Now: The deadline was April 14th. Google spent some time making sure that they identified all the working submissions, packaged them up, identified the judges, and shipped laptops with the proper software installed. From what people online were seeing, apps didn't start being evaluated until about the 21st. If you believe the rumors, the final 100 were chosen around the 30th. That gives a grand total of 10 calendar days for testing; more realistically, 8 workdays.
Doing more math... each judge would need to test 9 applications every single day. That sounds pretty painful to begin with. Keeping in mind who these people are, though, it's different from having a dedicated QA team testing. These are all people with regular full-time jobs, taking on a volunteer effort that will not bring them any more revenue. All their work will be anonymous, and any glory will attach to Google.
So, while I remain extremely disappointed, I at least understand why, say, someone would blow through 5 submissions over their lunch break, doing a quick Blink-style gut check of how good it is.
And yet, and yet... there's an undeniable wail out there. "But I worked for MONTHS on my application! And you can only spare two minutes?"
Who knows how widespread this is, but between my experiences and those being recounted online, it seems broad.
I doubt we'll ever learn more, but the more the situation deteriorated, the more curious I became about how it actually worked. I would have loved to have seen Google's instructions to the judges; did they say, "If you read the documentation and think it's a bad app, don't bother judging it"? Was there some judges out there who did spend a long amount of time with each app? And, if so, were their marks higher or lower than those who spent very little time? Did people just run out of time and rush their final evalutions? Did Google have any second thoughts about how the contest was being run?
I'm sure I'll never know, but at least it keeps my mind busy.
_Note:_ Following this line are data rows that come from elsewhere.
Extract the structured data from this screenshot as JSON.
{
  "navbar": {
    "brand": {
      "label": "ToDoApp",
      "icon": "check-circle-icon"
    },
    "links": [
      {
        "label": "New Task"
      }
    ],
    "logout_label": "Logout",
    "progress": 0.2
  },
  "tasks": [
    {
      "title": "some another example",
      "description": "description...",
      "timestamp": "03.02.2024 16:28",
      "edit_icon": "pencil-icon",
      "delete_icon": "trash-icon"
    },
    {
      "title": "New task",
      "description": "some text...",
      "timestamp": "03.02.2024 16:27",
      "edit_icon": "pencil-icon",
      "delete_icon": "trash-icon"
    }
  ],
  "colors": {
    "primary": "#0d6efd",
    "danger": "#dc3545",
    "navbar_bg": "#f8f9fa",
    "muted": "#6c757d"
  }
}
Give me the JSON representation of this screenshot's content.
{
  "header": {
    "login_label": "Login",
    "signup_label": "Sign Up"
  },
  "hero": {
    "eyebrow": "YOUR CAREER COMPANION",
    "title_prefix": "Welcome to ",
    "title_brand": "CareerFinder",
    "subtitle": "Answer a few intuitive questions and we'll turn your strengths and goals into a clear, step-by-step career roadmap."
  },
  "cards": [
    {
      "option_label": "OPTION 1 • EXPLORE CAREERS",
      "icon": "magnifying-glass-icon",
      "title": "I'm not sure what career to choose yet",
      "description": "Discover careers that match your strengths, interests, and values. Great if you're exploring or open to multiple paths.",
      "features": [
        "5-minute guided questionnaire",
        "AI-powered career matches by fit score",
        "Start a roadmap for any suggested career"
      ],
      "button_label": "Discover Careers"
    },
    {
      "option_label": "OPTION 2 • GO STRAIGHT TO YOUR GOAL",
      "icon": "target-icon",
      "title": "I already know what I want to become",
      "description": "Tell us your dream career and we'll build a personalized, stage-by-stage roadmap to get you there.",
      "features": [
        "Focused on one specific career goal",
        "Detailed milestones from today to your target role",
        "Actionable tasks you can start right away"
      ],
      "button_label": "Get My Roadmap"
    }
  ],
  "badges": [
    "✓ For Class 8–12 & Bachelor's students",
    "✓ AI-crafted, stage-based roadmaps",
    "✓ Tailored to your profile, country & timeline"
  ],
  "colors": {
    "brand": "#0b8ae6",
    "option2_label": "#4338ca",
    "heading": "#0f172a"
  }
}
Wrapping back around to the beginning... it is disappointing that it ended like this. The Challenge was and remains a great idea - it got people excited about Android, established several thousand nascent experts prior to launch, brought in content to help move handsets, and helped keep Android in the public eye after Apple announced their SDK. While the full fallout of this may not be known for a while, I'm guessing some bitter individuals will turn against Android or Google as a whole, will discourage others against competing in the second Challenge, and remove themselves from the gene pool of Android early adopters. Again, it's a shame, because the Challenge was such a great idea, and I can imagine that in the future the powers that be will point to the ADC as a reason not to hold another one.
Oh, and by the way: congratulations to all the winners! I really do look forward to seeing the applications.
UPDATE 5/13/08: Dan Morrill explained the ADC judging process in a blog post today. I think this is a great step towards addressing some of the concerns expressed by members of the Android community. It casts a bit more light on some of the more mysterious aspects of the process, and should reassure contestants that they were not unfairly penalized by the actions of individual judges.
Unfortunately, Google's process can only deal with the data it receives, and without having spied on every judge, the most burning questions will never be answered. The post does a great job of explaining why you shouldn't panic if only three judges reviewed your application; it doesn't give much solace if zero judges did.
Again, this is a learning process for everyone. I'm not sure what the solution to this problem is... as long as judging continues on a volunteer basis, we will need to prepare for rushed or incomplete evaluations.